La autonomía del Fiscal General no es un lujo teórico. Es una necesidad civilizatoria. Porque en su escritorio descansan las decisiones que pueden restaurar o destruir reputaciones, que pueden preservar la confianza pública o alimentar la paranoia colectiva. En tiempos de polarización, de uso faccioso del aparato estatal, de persecuciones selectivas y perdones convenientes, el Fiscal se convierte en la prueba más visible de si la justicia es una institución o una herramienta.

Por eso el modo de su elección no es una formalidad: es el origen del pecado o de la virtud. Si es elegido por cuotas partidistas, por cuotas de género mal entendidas, por recomendaciones de padrinos políticos o por su habilidad para “no molestar demasiado”, entonces no es un fiscal: es un peón. Y un peón en un juego de poder no protege la ley: la arrastra.

Necesitamos un Fiscal que no solo sea independiente, sino también impecable. No en el sentido de una pureza de vitrina, sino de una integridad que no se quiebra bajo presión. Alguien que no se doblegue ante el presidente ni ante la opinión pública; que no ceda ante los medios ni ante los empresarios; que no tema incomodar a sus antiguos aliados si la ley así lo exige. Alguien que, en una época de cinismo institucionalizado, no haya olvidado que la justicia, cuando es auténtica,  es la forma más alta del coraje.

¿Existe una figura así? Tal vez. Pero si existe, difícilmente pasará los filtros de un sistema que prefiere obediencia antes que excelencia, silencio antes que criterio, utilitarismo antes que ética.

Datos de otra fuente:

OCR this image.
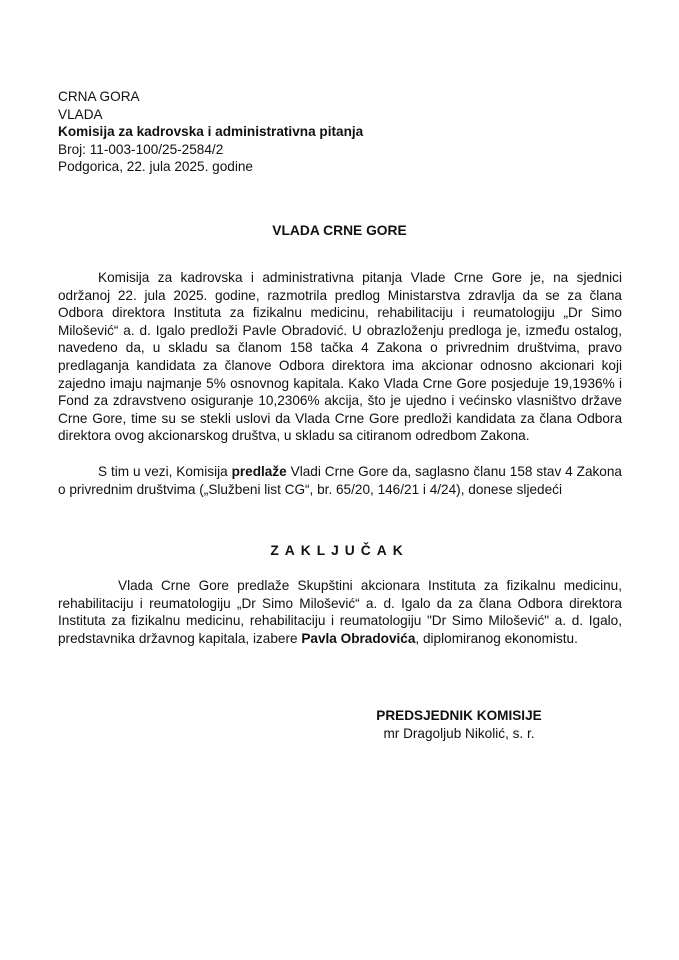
CRNA GORA
VLADA
Komisija za kadrovska i administrativna pitanja
Broj: 11-003-100/25-2584/2
Podgorica, 22. jula 2025. godine
VLADA CRNE GORE
Komisija za kadrovska i administrativna pitanja Vlade Crne Gore je, na sjednici održanoj 22. jula 2025. godine, razmotrila predlog Ministarstva zdravlja da se za člana Odbora direktora Instituta za fizikalnu medicinu, rehabilitaciju i reumatologiju „Dr Simo Milošević“ a. d. Igalo predloži Pavle Obradović. U obrazloženju predloga je, između ostalog, navedeno da, u skladu sa članom 158 tačka 4 Zakona o privrednim društvima, pravo predlaganja kandidata za članove Odbora direktora ima akcionar odnosno akcionari koji zajedno imaju najmanje 5% osnovnog kapitala. Kako Vlada Crne Gore posjeduje 19,1936% i Fond za zdravstveno osiguranje 10,2306% akcija, što je ujedno i većinsko vlasništvo države Crne Gore, time su se stekli uslovi da Vlada Crne Gore predloži kandidata za člana Odbora direktora ovog akcionarskog društva, u skladu sa citiranom odredbom Zakona.
S tim u vezi, Komisija predlaže Vladi Crne Gore da, saglasno članu 158 stav 4 Zakona o privrednim društvima („Službeni list CG“, br. 65/20, 146/21 i 4/24), donese sljedeći
ZAKLJUČAK
Vlada Crne Gore predlaže Skupštini akcionara Instituta za fizikalnu medicinu, rehabilitaciju i reumatologiju „Dr Simo Milošević“ a. d. Igalo da za člana Odbora direktora Instituta za fizikalnu medicinu, rehabilitaciju i reumatologiju "Dr Simo Milošević" a. d. Igalo, predstavnika državnog kapitala, izabere Pavla Obradovića, diplomiranog ekonomistu.
PREDSJEDNIK KOMISIJE
mr Dragoljub Nikolić, s. r.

Decía Maquiavelo que el arte de gobernar consiste en parecer virtuoso sin serlo. En ese juego de apariencias, el Fiscal General puede volverse el mejor disfraz del autoritarismo: la máscara de legalidad con la que se persigue a los incómodos y se protege a los leales. Pero si alguna esperanza queda, si aún creemos que la justicia puede tener rostro humano y voz firme, entonces debemos exigir que su designación deje de ser una repartija entre cúpulas.

Que el próximo Fiscal no tenga partido, ni amo, ni deuda.

Que no sea elegido por su cercanía con el poder, sino por su lejanía del servilismo.

Que no sea un político con toga, sino un jurista con columna vertebral.

Porque sin justicia, no hay república. Y sin un Fiscal verdaderamente autónomo, la justicia seguirá siendo un mito conveniente.